Gesù qui indica la novità radicale del Regno che sta per compiersi in Lui: la grandezza non è più misura di santità o di fedeltà alla Legge, ma di partecipazione alla comunione con Cristo. Anche il più piccolo che appartiene a Lui, che accoglie il dono della grazia, vive qualcosa che nemmeno Giovanni — ancora “sulla soglia” — ha potuto sperimentare in pienezza: la figliolanza divina.
Nel Regno, la grandezza non si misura per il merito, ma per la partecipazione al dono.

“Il Regno dei cieli soffre violenza”. Questa frase può sembrare dura, ma Gesù non parla di aggressività o di forza distruttiva. Si riferisce piuttosto alla decisione interiore, alla passione, all’urgenza di chi non vuole lasciarsi sfuggire il dono del Regno. Entrare nel Regno richiede una conversione forte, un “atto di forza” contro la propria inerzia, contro le abitudini, contro la mediocrità.
Il Regno non è per chi resta spettatore, ma per chi ha il coraggio di mettersi in cammino, di cambiare cuore, di accogliere l’amore che viene da Dio.

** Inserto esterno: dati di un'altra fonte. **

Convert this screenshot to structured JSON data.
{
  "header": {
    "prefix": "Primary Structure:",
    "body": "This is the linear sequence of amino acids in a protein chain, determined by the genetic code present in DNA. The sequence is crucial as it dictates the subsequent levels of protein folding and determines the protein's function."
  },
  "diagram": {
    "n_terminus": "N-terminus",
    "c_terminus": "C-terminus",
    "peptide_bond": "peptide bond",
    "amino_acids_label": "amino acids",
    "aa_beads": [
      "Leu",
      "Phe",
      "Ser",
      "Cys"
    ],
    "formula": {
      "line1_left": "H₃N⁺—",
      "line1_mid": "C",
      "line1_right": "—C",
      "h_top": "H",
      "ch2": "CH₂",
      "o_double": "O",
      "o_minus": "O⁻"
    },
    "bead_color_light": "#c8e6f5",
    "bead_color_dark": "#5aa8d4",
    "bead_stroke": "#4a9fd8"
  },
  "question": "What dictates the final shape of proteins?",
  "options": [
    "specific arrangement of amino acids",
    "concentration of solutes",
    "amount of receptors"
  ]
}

Gesù riconosce in Giovanni il compimento dell’attesa profetica: egli è la voce che prepara la venuta del Messia. Ma la grandezza di Giovanni è anche la sua umiltà: sa di essere solo “voce”, non Parola; sa di essere “amico dello sposo”, non lo sposo stesso. La sua missione è puntare oltre sé stesso, verso Gesù. E questa è anche la nostra vocazione: essere indicatori del Cristo, segni che non trattengono l’attenzione su di sé, ma la indirizzano verso Colui che viene.

In questo tempo di attesa, Giovanni Battista ci ricorda che preparare la venuta del Signore significa lasciarci scuotere, mettere in gioco la nostra libertà, accogliere la grazia che rinnova. Il Regno non si conquista con le opere o con i titoli, ma con un cuore disponibile. Il Signore viene — ma solo chi ha “orecchi per ascoltare” può riconoscerlo (Don Gian Franco Poli).